Badisches Staatstheater, 13 avril

Vera Nemirova n’en est pas à son premier Tannhäuser. Le précédent avait été conçu pour Francfort, en 2007 (voir O. M. n° 17 p. 48 d’avril) ; travail avec lequel cette nouvelle production, cette fois pour Karlsruhe, garde d’assez nombreux points communs, en particulier une figuration relativement abondante.

À Francfort, il s’agissait d’un groupe de jeunes campeurs plutôt mystiques, quoique tentés par d’évidentes pulsions charnelles, leur baignade en pleine nature tournant, ensuite, à l’orgie sexuelle. À Karlsruhe, le même genre de pantomime se reproduit, pendant l’Ouverture, toujours jouée dans sa version originale ; mais, cette fois-ci, la dimension écologique s’efface, au profit d’une ambiance post-apocalyptique.

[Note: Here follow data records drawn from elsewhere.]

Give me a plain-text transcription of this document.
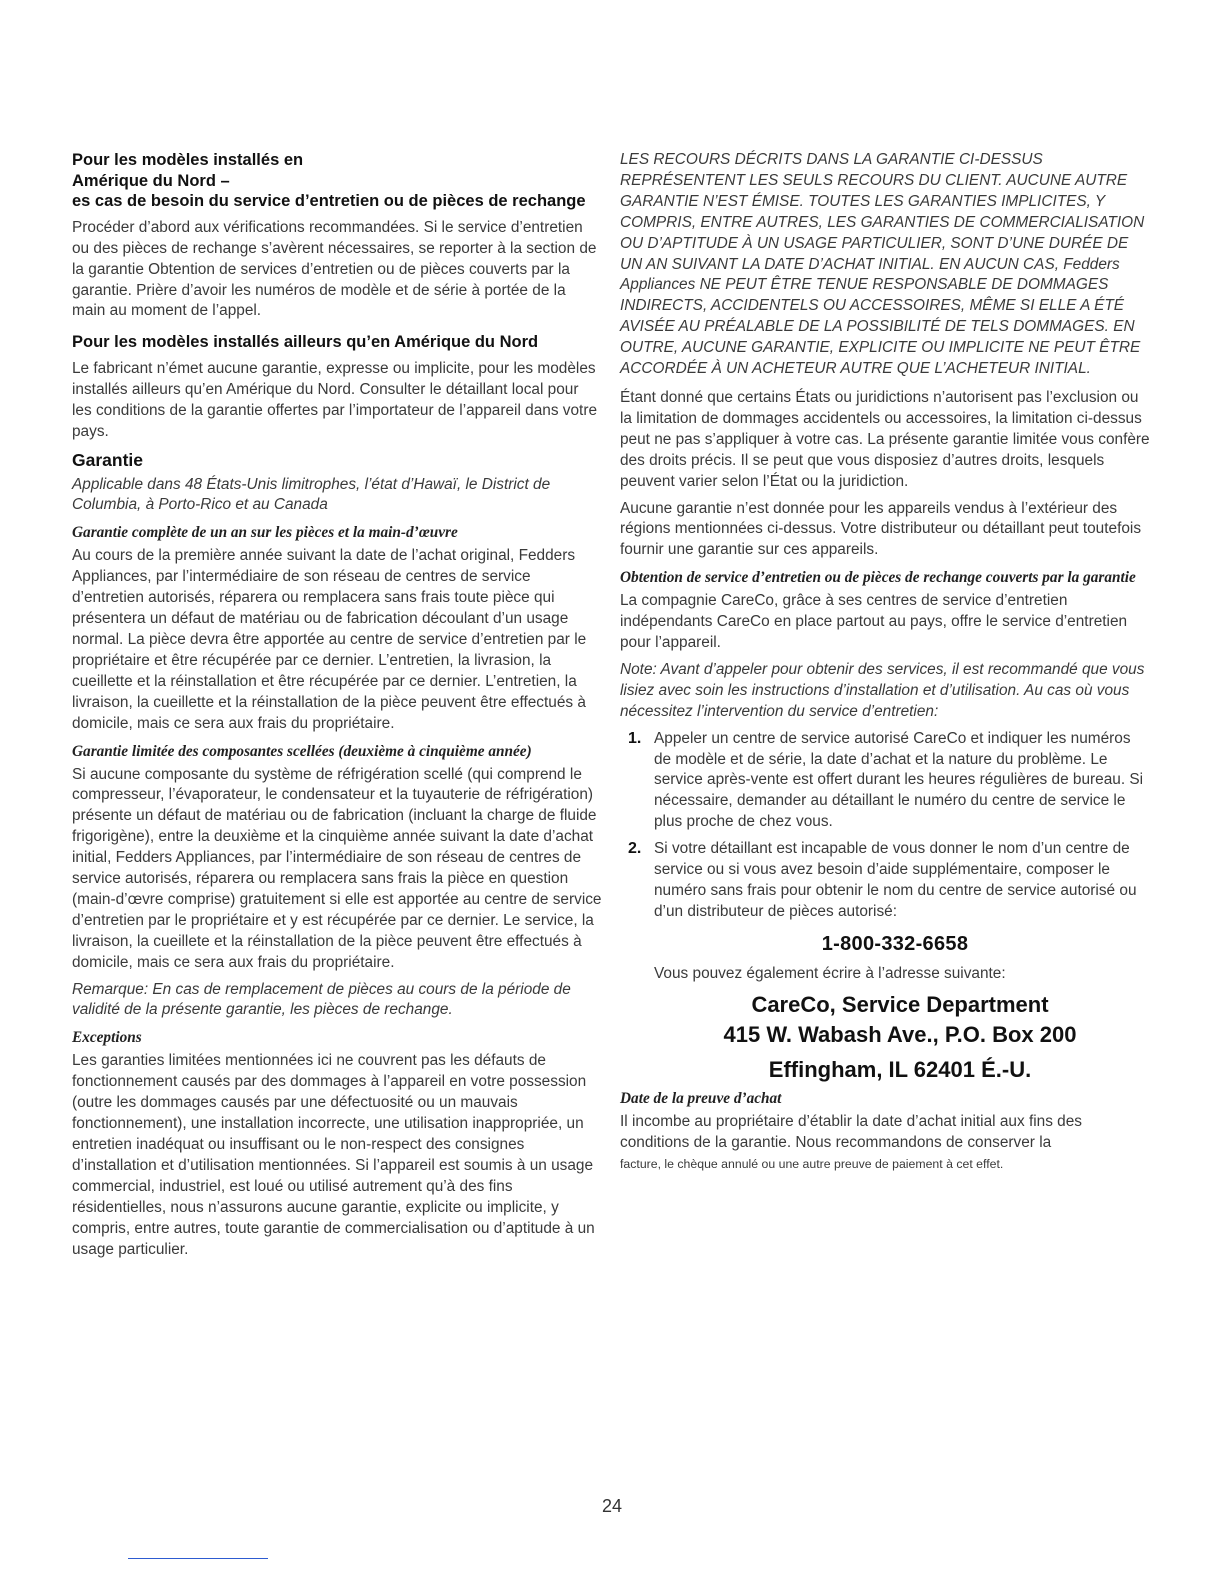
Pour les modèles installés en

Amérique du Nord –

es cas de besoin du service d’entretien ou de pièces de rechange

Procéder d’abord aux vérifications recommandées. Si le service d’entretien ou des pièces de rechange s’avèrent nécessaires, se reporter à la section de la garantie Obtention de services d’entretien ou de pièces couverts par la garantie. Prière d’avoir les numéros de modèle et de série à portée de la main au moment de l’appel.

Pour les modèles installés ailleurs qu’en Amérique du Nord

Le fabricant n’émet aucune garantie, expresse ou implicite, pour les modèles installés ailleurs qu’en Amérique du Nord. Consulter le détaillant local pour les conditions de la garantie offertes par l’importateur de l’appareil dans votre pays.

Garantie

Applicable dans 48 États-Unis limitrophes, l’état d’Hawaï, le District de Columbia, à Porto-Rico et au Canada

Garantie complète de un an sur les pièces et la main-d’œuvre

Au cours de la première année suivant la date de l’achat original, Fedders Appliances, par l’intermédiaire de son réseau de centres de service d’entretien autorisés, réparera ou remplacera sans frais toute pièce qui présentera un défaut de matériau ou de fabrication découlant d’un usage normal. La pièce devra être apportée au centre de service d’entretien par le propriétaire et être récupérée par ce dernier. L’entretien, la livrasion, la cueillette et la réinstallation et être récupérée par ce dernier. L’entretien, la livraison, la cueillette et la réinstallation de la pièce peuvent être effectués à domicile, mais ce sera aux frais du propriétaire.

Garantie limitée des composantes scellées (deuxième à cinquième année)

Si aucune composante du système de réfrigération scellé (qui comprend le compresseur, l’évaporateur, le condensateur et la tuyauterie de réfrigération) présente un défaut de matériau ou de fabrication (incluant la charge de fluide frigorigène), entre la deuxième et la cinquième année suivant la date d’achat initial, Fedders Appliances, par l’intermédiaire de son réseau de centres de service autorisés, réparera ou remplacera sans frais la pièce en question (main-d’œvre comprise) gratuitement si elle est apportée au centre de service d’entretien par le propriétaire et y est récupérée par ce dernier. Le service, la livraison, la cueillete et la réinstallation de la pièce peuvent être effectués à domicile, mais ce sera aux frais du propriétaire.

Remarque: En cas de remplacement de pièces au cours de la période de validité de la présente garantie, les pièces de rechange.

Exceptions

Les garanties limitées mentionnées ici ne couvrent pas les défauts de fonctionnement causés par des dommages à l’appareil en votre possession (outre les dommages causés par une défectuosité ou un mauvais fonctionnement), une installation incorrecte, une utilisation inappropriée, un entretien inadéquat ou insuffisant ou le non-respect des consignes d’installation et d’utilisation mentionnées. Si l’appareil est soumis à un usage commercial, industriel, est loué ou utilisé autrement qu’à des fins résidentielles, nous n’assurons aucune garantie, explicite ou implicite, y compris, entre autres, toute garantie de commercialisation ou d’aptitude à un usage particulier.

LES RECOURS DÉCRITS DANS LA GARANTIE CI-DESSUS REPRÉSENTENT LES SEULS RECOURS DU CLIENT. AUCUNE AUTRE GARANTIE N’EST ÉMISE. TOUTES LES GARANTIES IMPLICITES, Y COMPRIS, ENTRE AUTRES, LES GARANTIES DE COMMERCIALISATION OU D’APTITUDE À UN USAGE PARTICULIER, SONT D’UNE DURÉE DE UN AN SUIVANT LA DATE D’ACHAT INITIAL. EN AUCUN CAS, Fedders Appliances NE PEUT ÊTRE TENUE RESPONSABLE DE DOMMAGES INDIRECTS, ACCIDENTELS OU ACCESSOIRES, MÊME SI ELLE A ÉTÉ AVISÉE AU PRÉALABLE DE LA POSSIBILITÉ DE TELS DOMMAGES. EN OUTRE, AUCUNE GARANTIE, EXPLICITE OU IMPLICITE NE PEUT ÊTRE ACCORDÉE À UN ACHETEUR AUTRE QUE L’ACHETEUR INITIAL.

Étant donné que certains États ou juridictions n’autorisent pas l’exclusion ou la limitation de dommages accidentels ou accessoires, la limitation ci-dessus peut ne pas s’appliquer à votre cas. La présente garantie limitée vous confère des droits précis. Il se peut que vous disposiez d’autres droits, lesquels peuvent varier selon l’État ou la juridiction.

Aucune garantie n’est donnée pour les appareils vendus à l’extérieur des régions mentionnées ci-dessus. Votre distributeur ou détaillant peut toutefois fournir une garantie sur ces appareils.

Obtention de service d’entretien ou de pièces de rechange couverts par la garantie

La compagnie CareCo, grâce à ses centres de service d’entretien indépendants CareCo en place partout au pays, offre le service d’entretien pour l’appareil.

Note: Avant d’appeler pour obtenir des services, il est recommandé que vous lisiez avec soin les instructions d’installation et d’utilisation. Au cas où vous nécessitez l’intervention du service d’entretien:

1. Appeler un centre de service autorisé CareCo et indiquer les numéros de modèle et de série, la date d’achat et la nature du problème. Le service après-vente est offert durant les heures régulières de bureau. Si nécessaire, demander au détaillant le numéro du centre de service le plus proche de chez vous.
2. Si votre détaillant est incapable de vous donner le nom d’un centre de service ou si vous avez besoin d’aide supplémentaire, composer le numéro sans frais pour obtenir le nom du centre de service autorisé ou d’un distributeur de pièces autorisé:

1-800-332-6658

Vous pouvez également écrire à l’adresse suivante:

CareCo, Service Department

415 W. Wabash Ave., P.O. Box 200

Effingham, IL 62401 É.-U.

Date de la preuve d’achat

Il incombe au propriétaire d’établir la date d’achat initial aux fins des conditions de la garantie. Nous recommandons de conserver la
facture, le chèque annulé ou une autre preuve de paiement à cet effet.

24
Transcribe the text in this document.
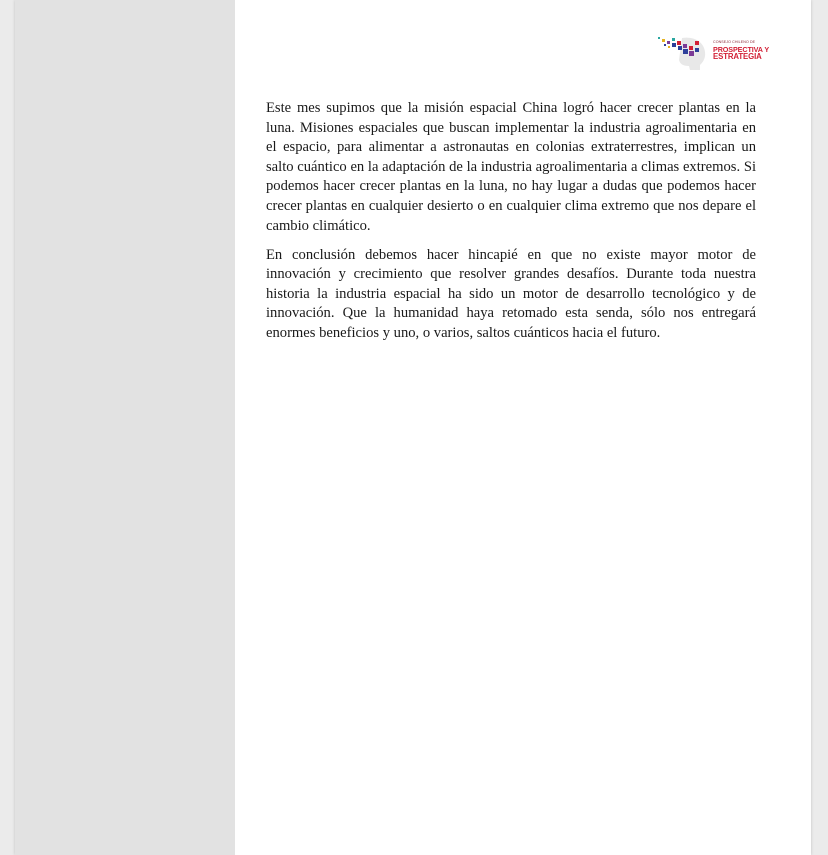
CONSEJO CHILENO DE
PROSPECTIVA Y
ESTRATEGIA

Este mes supimos que la misión espacial China logró hacer crecer plantas en la luna. Misiones espaciales que buscan implementar la industria agroalimentaria en el espacio, para alimentar a astronautas en colonias extraterrestres, implican un salto cuántico en la adaptación de la industria agroalimentaria a climas extremos. Si podemos hacer crecer plantas en la luna, no hay lugar a dudas que podemos hacer crecer plantas en cualquier desierto o en cualquier clima extremo que nos depare el cambio climático.

En conclusión debemos hacer hincapié en que no existe mayor motor de innovación y crecimiento que resolver grandes desafíos. Durante toda nuestra historia la industria espacial ha sido un motor de desarrollo tecnológico y de innovación. Que la humanidad haya retomado esta senda, sólo nos entregará enormes beneficios y uno, o varios, saltos cuánticos hacia el futuro.
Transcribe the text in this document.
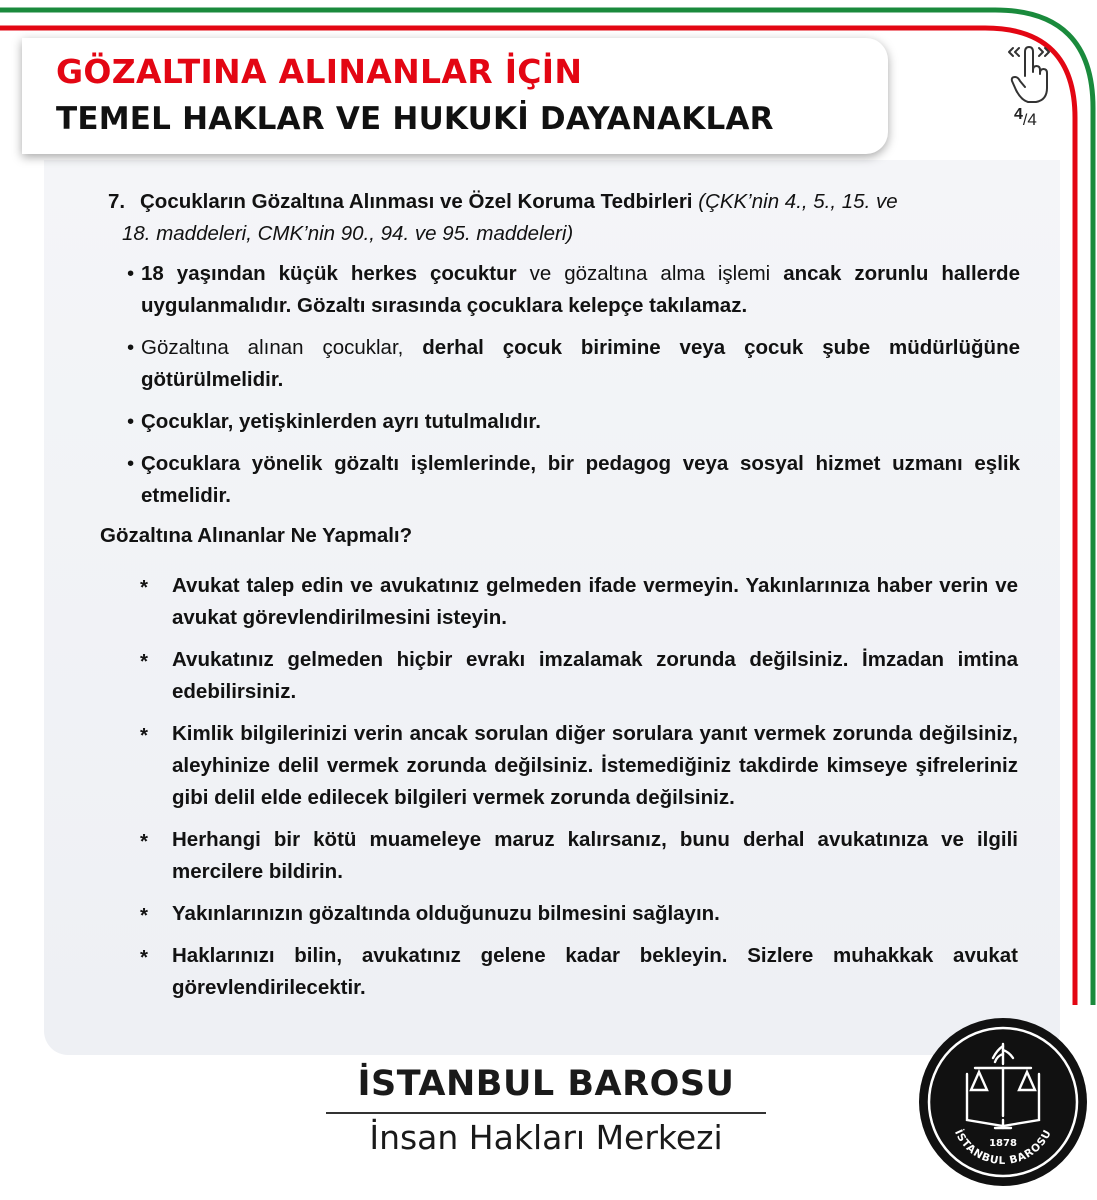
GÖZALTINA ALINANLAR İÇİN
TEMEL HAKLAR VE HUKUKİ DAYANAKLAR	4/4
7. Çocukların Gözaltına Alınması ve Özel Koruma Tedbirleri (ÇKK’nin 4., 5., 15. ve
18. maddeleri, CMK’nin 90., 94. ve 95. maddeleri)
• 18 yaşından küçük herkes çocuktur ve gözaltına alma işlemi ancak zorunlu hallerde uygulanmalıdır. Gözaltı sırasında çocuklara kelepçe takılamaz.
• Gözaltına alınan çocuklar, derhal çocuk birimine veya çocuk şube müdürlüğüne götürülmelidir.
• Çocuklar, yetişkinlerden ayrı tutulmalıdır.
• Çocuklara yönelik gözaltı işlemlerinde, bir pedagog veya sosyal hizmet uzmanı eşlik etmelidir.
Gözaltına Alınanlar Ne Yapmalı?
* Avukat talep edin ve avukatınız gelmeden ifade vermeyin. Yakınlarınıza haber verin ve avukat görevlendirilmesini isteyin.
* Avukatınız gelmeden hiçbir evrakı imzalamak zorunda değilsiniz. İmzadan imtina edebilirsiniz.
* Kimlik bilgilerinizi verin ancak sorulan diğer sorulara yanıt vermek zorunda değilsiniz, aleyhinize delil vermek zorunda değilsiniz. İstemediğiniz takdirde kimseye şifreleriniz gibi delil elde edilecek bilgileri vermek zorunda değilsiniz.
* Herhangi bir kötü muameleye maruz kalırsanız, bunu derhal avukatınıza ve ilgili mercilere bildirin.
* Yakınlarınızın gözaltında olduğunuzu bilmesini sağlayın.
* Haklarınızı bilin, avukatınız gelene kadar bekleyin. Sizlere muhakkak avukat görevlendirilecektir.
İSTANBUL BAROSU
İnsan Hakları Merkezi	1878
İSTANBUL BAROSU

Plusieurs tas de décombres, constitués de multiples instruments de musique plus ou moins cassés, jonchent le sol, autour de la pièce d’eau centrale. Les vêtements, rapidement enlevés, mais pas jusqu’à la nudité intégrale – projet initialement envisagé –, sont ceux de citadins anonymes en errance, hommes et femmes de tous âges et physiques, qui se mêlent ensuite en une orgie, à nouveau relativement explicite.

L’acte I s’avère plus timide, Venus, sorte d’amazone itinérante, semblant avoir provisoirement échoué là, avec son escorte et ses bagages, le temps d’écouter la sérénade que lui donne un Tannhäuser nanti, à défaut de harpe, d’une guitare folk. Les Minnesänger, ensuite, aux allures de sextuor chantant, façon Comedian Harmonists, sont plus originaux.

De même qu’au II, une Elisabeth cheffe d’orchestre, arrivant partition sous le bras, en vue de diriger, depuis son petit podium, toutes les interventions du concours, dans une salle des fêtes dévastée par une guerre, qui a presque tout détruit. Costumes modernes, invités mondains prenant la pose, discours, chopes de bière, l’ambiance reste gentiment caricaturale, avant de tourner à un curieux simulacre religieux, qui transforme Elisabeth en madone.

Au III, heureusement, cet éparpillement cesse, au profit d’une vraie conduite dramatique. Le plafond à caissons, percé d’un trou d’obus, déjà présent au II, descend maintenant au plus bas, rendant l’ambiance du « Récit de Rome » oppressante. Elisabeth périt dans les bras de Wolfram, qui lui chante la « Romance à l’étoile » comme un ultime hommage, avant de l’étrangler.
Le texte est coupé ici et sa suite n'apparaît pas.